Tout le monde veut sa révolution sans comprendre que la révolution est un acte de violence :) qui induit des CHANGEMENTS (même dans le profit!)
Pour changer les choses, il faut malheureusement que la sphère pro évolue aussi, mais ça, c’est pas tout de suite : faites le test dans certaines boîtes, demandez à un quidam si il a travaillé sur un projet qui s’est planté (car pour se planter il faut tenter). Vous verrez que ce projet n’a limite jamais existé, mais si ce projet a réussi, tout le monde ira se vanter d’y avoir mis les pieds (alors que le truc a été porté à bout de bras par souvent 3 types dont tout le monde se fout car ils n’ont pas de cravate Armand Thierry).
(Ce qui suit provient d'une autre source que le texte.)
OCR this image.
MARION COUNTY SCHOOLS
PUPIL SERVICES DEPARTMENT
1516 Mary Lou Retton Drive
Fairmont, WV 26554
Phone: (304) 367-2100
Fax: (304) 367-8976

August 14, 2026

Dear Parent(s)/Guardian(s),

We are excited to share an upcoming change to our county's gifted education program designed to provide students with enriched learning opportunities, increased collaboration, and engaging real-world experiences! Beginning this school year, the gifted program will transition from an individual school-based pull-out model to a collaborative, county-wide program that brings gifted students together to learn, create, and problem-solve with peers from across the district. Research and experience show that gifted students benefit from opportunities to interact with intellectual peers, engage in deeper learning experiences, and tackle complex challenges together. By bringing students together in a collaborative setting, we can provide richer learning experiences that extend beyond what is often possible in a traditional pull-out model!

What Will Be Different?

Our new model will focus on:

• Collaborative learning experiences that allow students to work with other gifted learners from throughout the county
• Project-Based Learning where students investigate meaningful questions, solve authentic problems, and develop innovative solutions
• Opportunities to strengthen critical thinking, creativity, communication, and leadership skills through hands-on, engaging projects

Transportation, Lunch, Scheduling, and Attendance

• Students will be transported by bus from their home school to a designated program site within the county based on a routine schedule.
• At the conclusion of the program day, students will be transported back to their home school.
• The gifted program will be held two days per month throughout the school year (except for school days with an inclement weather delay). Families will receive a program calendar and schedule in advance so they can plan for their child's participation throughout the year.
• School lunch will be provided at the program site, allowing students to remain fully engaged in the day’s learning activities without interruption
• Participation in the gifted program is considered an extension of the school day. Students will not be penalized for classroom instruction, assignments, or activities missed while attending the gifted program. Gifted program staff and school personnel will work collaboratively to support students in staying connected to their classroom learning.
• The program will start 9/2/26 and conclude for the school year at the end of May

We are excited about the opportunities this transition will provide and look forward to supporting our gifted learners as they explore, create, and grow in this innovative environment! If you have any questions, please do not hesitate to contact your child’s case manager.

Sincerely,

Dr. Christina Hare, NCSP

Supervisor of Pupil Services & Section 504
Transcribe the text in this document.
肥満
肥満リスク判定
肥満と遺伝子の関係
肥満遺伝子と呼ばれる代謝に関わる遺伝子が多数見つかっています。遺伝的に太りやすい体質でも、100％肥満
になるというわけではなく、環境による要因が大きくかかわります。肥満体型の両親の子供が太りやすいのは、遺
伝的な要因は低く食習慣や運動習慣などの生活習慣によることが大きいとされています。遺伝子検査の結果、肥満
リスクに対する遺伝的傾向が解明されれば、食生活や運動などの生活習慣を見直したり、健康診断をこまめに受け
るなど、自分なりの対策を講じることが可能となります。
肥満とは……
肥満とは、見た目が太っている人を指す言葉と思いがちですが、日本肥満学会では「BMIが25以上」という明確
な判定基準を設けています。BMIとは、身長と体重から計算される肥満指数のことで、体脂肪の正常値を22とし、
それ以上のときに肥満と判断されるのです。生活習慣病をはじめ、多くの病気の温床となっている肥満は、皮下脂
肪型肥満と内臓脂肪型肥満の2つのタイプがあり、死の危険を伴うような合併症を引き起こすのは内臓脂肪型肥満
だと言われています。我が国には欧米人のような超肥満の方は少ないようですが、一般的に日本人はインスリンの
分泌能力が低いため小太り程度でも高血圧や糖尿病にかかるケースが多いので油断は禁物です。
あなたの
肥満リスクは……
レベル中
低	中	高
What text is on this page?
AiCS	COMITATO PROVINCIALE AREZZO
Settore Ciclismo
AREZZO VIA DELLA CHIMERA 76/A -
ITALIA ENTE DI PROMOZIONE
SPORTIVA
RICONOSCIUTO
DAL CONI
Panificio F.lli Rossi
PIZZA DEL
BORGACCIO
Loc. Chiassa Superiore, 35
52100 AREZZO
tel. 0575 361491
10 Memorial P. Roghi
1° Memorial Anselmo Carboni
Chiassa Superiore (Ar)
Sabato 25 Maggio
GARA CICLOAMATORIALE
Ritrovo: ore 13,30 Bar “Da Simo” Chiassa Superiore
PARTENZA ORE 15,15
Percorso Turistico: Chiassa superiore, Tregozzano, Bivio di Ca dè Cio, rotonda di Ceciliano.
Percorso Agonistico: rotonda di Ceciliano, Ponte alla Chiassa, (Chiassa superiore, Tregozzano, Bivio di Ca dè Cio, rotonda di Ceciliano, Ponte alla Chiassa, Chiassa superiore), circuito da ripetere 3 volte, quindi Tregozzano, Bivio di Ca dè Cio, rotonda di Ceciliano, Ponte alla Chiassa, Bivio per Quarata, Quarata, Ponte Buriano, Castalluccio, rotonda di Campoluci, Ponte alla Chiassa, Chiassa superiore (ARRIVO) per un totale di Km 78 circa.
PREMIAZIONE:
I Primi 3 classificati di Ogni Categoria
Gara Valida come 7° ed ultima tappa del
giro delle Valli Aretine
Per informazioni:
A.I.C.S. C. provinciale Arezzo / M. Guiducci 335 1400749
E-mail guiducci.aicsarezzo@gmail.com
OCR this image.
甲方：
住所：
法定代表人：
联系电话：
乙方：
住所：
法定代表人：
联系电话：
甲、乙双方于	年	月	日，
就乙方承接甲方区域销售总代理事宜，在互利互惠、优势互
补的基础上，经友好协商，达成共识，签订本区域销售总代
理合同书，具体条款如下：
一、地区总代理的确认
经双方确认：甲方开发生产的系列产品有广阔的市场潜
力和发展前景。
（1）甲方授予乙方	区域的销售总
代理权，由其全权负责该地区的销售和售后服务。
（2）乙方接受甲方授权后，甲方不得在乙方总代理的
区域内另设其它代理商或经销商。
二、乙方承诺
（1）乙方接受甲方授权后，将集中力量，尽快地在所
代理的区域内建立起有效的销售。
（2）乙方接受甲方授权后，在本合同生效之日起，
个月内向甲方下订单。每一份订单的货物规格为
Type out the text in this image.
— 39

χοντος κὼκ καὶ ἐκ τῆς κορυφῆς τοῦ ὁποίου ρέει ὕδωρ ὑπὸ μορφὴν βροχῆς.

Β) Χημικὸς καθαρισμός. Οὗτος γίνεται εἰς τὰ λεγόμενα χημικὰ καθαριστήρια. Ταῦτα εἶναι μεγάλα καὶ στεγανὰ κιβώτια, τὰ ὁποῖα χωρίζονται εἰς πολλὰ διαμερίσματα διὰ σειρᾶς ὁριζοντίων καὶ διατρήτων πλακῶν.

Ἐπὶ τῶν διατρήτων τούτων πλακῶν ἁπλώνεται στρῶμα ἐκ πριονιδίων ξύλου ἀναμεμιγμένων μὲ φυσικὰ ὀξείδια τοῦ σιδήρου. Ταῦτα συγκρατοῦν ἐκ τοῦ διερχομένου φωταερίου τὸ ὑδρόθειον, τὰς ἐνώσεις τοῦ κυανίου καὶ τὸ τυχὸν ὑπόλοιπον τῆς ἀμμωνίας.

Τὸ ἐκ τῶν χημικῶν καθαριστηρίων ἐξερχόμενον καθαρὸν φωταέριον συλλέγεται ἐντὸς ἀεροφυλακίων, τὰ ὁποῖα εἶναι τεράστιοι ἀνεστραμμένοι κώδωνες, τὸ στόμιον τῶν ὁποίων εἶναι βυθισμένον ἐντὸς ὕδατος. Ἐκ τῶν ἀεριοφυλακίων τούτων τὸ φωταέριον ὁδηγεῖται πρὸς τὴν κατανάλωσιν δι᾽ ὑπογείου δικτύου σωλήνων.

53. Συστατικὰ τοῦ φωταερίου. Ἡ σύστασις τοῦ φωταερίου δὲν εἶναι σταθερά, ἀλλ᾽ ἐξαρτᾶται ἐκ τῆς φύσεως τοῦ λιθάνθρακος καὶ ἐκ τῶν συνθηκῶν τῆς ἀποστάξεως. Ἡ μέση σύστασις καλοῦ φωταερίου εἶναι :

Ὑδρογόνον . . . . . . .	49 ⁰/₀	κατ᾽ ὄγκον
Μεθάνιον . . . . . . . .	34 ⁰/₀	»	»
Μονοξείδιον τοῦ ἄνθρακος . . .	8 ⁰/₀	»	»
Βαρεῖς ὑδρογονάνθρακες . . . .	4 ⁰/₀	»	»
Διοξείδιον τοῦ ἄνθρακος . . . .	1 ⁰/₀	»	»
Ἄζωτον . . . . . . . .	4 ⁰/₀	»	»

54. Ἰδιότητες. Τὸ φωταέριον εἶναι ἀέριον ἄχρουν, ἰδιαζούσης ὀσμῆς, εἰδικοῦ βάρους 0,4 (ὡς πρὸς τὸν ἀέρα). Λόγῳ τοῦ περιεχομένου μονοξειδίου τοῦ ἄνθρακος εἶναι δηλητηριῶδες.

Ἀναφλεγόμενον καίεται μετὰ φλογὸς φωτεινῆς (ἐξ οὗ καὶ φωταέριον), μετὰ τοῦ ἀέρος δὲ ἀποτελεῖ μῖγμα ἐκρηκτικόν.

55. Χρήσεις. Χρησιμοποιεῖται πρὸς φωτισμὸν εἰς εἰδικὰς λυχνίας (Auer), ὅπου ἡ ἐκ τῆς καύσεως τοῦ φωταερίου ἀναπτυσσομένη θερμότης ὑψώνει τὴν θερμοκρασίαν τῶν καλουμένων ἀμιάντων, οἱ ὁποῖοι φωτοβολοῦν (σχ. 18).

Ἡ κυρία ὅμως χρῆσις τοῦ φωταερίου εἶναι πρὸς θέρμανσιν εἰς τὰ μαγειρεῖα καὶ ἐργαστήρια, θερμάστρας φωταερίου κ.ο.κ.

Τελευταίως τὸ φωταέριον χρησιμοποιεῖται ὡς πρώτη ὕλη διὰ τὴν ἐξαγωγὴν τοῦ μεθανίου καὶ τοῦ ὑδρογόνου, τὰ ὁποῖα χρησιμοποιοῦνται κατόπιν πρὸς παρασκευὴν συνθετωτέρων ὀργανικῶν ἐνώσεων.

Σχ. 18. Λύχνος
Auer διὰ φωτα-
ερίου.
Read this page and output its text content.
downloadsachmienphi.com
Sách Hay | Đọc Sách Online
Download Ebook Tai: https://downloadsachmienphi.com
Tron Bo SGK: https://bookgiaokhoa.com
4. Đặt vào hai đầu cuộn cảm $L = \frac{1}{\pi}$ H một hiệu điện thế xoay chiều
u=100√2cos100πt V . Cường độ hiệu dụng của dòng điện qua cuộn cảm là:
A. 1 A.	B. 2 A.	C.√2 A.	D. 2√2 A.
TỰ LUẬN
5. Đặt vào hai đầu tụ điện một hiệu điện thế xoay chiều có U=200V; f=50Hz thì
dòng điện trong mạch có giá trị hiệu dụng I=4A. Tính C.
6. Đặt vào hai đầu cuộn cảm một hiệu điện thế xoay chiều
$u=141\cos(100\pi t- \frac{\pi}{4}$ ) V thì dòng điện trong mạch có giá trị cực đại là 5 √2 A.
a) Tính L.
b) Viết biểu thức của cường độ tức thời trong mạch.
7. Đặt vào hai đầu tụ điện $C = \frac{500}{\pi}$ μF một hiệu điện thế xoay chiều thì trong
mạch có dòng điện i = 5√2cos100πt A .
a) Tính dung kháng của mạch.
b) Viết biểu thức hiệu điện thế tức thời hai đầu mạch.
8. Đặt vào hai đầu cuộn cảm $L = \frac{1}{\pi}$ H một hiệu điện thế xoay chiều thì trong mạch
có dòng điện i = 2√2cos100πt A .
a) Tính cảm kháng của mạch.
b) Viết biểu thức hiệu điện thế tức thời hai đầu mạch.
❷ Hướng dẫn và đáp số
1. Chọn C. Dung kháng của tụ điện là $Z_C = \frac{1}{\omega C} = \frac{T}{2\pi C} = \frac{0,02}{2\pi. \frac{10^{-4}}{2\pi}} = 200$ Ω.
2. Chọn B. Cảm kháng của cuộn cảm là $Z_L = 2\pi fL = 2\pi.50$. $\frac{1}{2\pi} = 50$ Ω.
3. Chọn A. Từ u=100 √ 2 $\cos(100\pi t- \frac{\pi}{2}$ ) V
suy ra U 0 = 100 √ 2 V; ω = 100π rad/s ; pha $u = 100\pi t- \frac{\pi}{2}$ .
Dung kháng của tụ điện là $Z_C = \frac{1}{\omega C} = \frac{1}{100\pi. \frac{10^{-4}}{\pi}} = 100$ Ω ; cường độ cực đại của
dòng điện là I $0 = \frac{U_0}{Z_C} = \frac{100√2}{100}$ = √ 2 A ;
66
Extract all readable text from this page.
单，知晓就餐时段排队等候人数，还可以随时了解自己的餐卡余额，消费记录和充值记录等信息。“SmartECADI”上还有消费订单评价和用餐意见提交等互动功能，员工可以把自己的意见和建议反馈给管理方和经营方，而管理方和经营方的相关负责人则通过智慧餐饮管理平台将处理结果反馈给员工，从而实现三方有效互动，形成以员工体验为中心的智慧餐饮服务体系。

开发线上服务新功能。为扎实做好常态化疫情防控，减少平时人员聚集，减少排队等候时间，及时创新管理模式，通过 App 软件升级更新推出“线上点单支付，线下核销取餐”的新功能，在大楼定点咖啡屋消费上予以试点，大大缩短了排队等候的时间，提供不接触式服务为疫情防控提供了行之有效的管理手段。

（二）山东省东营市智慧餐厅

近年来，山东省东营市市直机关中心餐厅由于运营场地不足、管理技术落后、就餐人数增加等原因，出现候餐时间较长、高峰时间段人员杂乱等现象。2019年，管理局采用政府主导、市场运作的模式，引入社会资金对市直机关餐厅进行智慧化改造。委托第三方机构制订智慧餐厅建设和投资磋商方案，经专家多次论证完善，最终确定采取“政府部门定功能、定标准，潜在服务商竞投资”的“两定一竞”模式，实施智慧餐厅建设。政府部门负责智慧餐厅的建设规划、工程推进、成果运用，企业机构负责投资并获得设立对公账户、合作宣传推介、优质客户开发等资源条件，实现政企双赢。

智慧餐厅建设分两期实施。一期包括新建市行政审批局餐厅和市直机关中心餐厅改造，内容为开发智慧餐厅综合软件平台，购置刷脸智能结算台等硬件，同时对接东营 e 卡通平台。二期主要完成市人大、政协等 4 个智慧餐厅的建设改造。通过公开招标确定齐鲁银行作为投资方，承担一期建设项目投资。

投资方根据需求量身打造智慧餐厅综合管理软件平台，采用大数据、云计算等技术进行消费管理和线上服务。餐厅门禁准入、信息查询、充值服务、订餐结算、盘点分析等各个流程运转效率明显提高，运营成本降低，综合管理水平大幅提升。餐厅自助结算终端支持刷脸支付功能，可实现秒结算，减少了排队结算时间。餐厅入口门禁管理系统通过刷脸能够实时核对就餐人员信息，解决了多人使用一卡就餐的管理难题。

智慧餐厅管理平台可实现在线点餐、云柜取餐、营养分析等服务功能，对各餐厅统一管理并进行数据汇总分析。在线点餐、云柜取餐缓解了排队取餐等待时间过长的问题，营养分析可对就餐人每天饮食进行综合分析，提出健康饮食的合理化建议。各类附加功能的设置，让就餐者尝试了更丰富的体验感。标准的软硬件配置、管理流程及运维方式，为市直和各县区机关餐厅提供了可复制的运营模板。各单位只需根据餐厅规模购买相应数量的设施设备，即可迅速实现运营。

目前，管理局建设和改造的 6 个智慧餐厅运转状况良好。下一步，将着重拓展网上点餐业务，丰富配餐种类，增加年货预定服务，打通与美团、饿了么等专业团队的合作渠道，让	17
Limite, c’est vraiment de l’innovation dans une petite tasse à café, ça fait trois tours, et ça dégage à la vaisselle.
L’innovation, c’est comme « WEB » dans les années 2000, ou « digital social media » en 2008 : un buzzword limite vide de sens. En fait, on va limite besoin d’avoir un cerveau externe pour pouvoir y mettre tout les concepts flous pour presse qui ne vend plus (car oui, la presse moutonnière ne vend quasiment plus, la justice est là,et les acquisitions de traffic vont se bouffer eux mêmes si ça continue). Car Après tout : « la pensée unique est un mauvais spectacle » (Sergio Leone).
Mais bon encore une fois, tout n’est pas quantifiable, alors que, malheureusement, on essaie de tout quantifier dans un but evident de ROI financier (des changements, des émotions voire des révolutions, en fait, c’est dans un but de « se rassurer » même si on se cache derrière les MAIS CE N’EST PAS PROFITABLE – tout de suite -). Surtout, innovation rime avec POGNON, et ça, nos amis les grands comptes l’ont bien compris, alors que, malheureusement, les nombres de veritables innovations se comptent sur les doigts d’une main.
assez d’accord. Le problème du grand groupe, fondamentalement, c’est que personne ne se permet de prendre de risque. (peur du chômage, d’être lourdé, etc).
« On ne te reprochera jamais ce que tu n’as pas fait » : ce que m’a dit un mec dans une grande entreprise. Ambiance.